The in vitro and in vivo behavior of ascites-derived cells has been reported by other groups before (2, 43, 45, 46). In our study we showed similar results as previously described, namely in the majority of the samples ascites tumor spheroids from ovarian cancer patients showed a quiescent and non-adhesive phenotype when cultured in vitro, whereas the single cells gave rise to an adherent and highly proliferative population. In contrast, intraperitoneal injection in immunodeficient mice showed just the opposite picture; namely tumor development was observed in most of the spheroid samples, but none of the ADs developed carcinosis. FACS and ICC analyses revealed an explanation for this contrary behavior, showing that the spheroids consist principally of tumor cells population, whereas the single cells were mainly of non-epithelial origin. We assume the lack of an adequate stimulus in vitro prevent tumor spheroids to attach and further spread, thereby highlighting the key role of the intraperitoneal environment for tumor progression in ovarian cancer. Thus, the key role of fibroblasts, immune, adipocytes, mesothelial and endothelial cells for disease progression has been broadly described in the last years (47, 48).

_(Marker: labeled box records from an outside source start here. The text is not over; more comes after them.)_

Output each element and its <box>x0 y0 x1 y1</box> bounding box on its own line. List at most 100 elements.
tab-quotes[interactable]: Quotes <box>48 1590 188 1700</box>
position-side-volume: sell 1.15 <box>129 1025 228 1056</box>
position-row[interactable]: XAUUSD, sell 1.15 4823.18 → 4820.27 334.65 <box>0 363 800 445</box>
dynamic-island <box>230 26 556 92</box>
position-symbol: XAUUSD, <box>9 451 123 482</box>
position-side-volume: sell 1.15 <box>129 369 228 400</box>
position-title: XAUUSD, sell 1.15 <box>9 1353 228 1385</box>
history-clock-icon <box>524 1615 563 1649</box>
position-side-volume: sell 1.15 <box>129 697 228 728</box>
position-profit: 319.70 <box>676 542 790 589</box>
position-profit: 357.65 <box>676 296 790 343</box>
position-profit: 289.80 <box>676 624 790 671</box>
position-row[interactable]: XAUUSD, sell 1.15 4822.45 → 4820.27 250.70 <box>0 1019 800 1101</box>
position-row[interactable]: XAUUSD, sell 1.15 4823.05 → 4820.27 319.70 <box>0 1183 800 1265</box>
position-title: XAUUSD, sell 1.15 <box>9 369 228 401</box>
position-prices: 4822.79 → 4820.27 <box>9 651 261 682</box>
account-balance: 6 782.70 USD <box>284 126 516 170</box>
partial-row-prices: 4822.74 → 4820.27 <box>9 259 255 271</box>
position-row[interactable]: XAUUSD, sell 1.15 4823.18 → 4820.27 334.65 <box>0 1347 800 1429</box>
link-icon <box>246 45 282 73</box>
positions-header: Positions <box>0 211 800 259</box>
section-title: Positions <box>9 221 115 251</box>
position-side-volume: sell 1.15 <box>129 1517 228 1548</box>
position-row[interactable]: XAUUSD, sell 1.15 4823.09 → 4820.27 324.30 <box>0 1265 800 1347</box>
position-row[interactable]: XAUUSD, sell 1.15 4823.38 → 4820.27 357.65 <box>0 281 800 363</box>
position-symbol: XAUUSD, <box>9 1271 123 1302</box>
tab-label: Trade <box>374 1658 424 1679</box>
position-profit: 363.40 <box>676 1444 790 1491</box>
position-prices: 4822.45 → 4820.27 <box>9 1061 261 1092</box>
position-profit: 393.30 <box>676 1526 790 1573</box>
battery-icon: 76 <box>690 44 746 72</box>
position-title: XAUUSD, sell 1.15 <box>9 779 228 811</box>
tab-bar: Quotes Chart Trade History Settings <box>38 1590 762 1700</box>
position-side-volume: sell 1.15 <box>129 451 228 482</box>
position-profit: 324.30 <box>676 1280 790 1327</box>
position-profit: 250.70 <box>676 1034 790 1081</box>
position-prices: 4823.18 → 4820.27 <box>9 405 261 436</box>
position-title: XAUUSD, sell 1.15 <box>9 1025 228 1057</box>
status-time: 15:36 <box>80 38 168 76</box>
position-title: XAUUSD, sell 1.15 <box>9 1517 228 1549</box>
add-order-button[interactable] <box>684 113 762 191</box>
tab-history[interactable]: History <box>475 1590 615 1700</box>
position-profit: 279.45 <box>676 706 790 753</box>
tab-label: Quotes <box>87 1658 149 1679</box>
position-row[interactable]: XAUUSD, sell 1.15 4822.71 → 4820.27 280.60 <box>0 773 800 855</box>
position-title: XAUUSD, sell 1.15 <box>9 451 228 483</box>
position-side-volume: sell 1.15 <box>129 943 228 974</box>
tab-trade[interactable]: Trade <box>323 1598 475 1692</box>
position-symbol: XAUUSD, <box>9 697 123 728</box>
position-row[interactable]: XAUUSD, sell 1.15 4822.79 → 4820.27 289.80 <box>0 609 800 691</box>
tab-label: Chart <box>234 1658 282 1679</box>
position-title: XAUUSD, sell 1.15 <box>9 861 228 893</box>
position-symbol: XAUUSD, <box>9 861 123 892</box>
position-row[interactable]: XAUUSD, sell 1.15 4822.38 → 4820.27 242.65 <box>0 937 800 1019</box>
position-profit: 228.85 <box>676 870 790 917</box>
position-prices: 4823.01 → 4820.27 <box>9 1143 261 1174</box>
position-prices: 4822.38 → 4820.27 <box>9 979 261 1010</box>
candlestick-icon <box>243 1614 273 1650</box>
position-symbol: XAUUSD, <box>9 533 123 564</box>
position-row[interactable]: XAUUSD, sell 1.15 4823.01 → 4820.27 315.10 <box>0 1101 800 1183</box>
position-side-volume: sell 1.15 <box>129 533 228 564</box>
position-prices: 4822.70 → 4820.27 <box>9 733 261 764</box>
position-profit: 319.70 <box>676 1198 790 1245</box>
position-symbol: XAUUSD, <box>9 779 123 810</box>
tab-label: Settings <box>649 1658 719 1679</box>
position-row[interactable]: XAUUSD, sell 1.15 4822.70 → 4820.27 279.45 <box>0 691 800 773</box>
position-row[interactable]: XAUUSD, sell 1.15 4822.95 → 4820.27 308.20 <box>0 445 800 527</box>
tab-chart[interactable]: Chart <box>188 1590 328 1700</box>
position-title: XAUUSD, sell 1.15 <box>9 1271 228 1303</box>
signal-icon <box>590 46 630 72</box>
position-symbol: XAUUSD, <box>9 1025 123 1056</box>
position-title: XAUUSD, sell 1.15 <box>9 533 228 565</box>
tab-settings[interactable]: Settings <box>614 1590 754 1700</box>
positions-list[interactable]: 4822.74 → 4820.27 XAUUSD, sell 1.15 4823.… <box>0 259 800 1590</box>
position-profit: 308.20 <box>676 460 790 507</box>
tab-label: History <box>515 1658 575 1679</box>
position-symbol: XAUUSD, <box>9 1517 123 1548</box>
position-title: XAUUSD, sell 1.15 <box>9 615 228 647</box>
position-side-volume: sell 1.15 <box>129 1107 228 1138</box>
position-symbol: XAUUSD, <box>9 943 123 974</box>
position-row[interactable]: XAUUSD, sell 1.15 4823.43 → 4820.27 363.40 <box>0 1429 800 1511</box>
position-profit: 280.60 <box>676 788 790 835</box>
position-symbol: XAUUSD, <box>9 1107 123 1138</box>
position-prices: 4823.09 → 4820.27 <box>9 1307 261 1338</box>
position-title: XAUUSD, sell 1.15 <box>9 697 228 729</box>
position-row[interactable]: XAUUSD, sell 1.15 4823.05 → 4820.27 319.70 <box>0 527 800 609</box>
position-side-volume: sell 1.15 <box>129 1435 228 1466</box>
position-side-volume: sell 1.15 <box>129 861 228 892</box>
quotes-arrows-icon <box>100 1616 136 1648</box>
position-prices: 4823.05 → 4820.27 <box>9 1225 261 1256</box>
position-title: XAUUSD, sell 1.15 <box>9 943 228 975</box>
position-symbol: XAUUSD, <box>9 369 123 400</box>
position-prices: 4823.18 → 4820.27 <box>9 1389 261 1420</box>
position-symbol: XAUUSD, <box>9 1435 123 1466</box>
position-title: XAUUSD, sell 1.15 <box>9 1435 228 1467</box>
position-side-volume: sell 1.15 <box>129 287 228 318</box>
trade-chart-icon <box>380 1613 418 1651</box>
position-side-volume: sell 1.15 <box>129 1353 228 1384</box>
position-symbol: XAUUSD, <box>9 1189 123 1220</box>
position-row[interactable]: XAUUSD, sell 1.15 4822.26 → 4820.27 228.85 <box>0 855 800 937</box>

Remarkably, two samples showed a totally different pattern regarding their cellular distribution and in vitro behavior. Here, the AD populations included a high percentage of tumor cells, as they showed a strong staining for EpCAM. These results emphasizes the high heterogeneity of “ovarian cancer” and the need to decipher the different biological subtypes behind this entity, in order to develop specific and targeted therapies. In this context, the ascites-derived tumor spheroids might represent a suitable model to address this question. In the present study we could show that ascites-derived spheroids from ovarian cancer patients clearly depict the biology of the individual disease, especially if we consider that their dissemination pattern in the mice clearly mimic the one observed in the patient.
Moreover, we could identify several molecular players that might help us to better understand the biology of ascites-derived tumor spheroids. Ongoing analysis in our group aim to prove the functionality of these markers and to explore their role as potential therapeutic targets.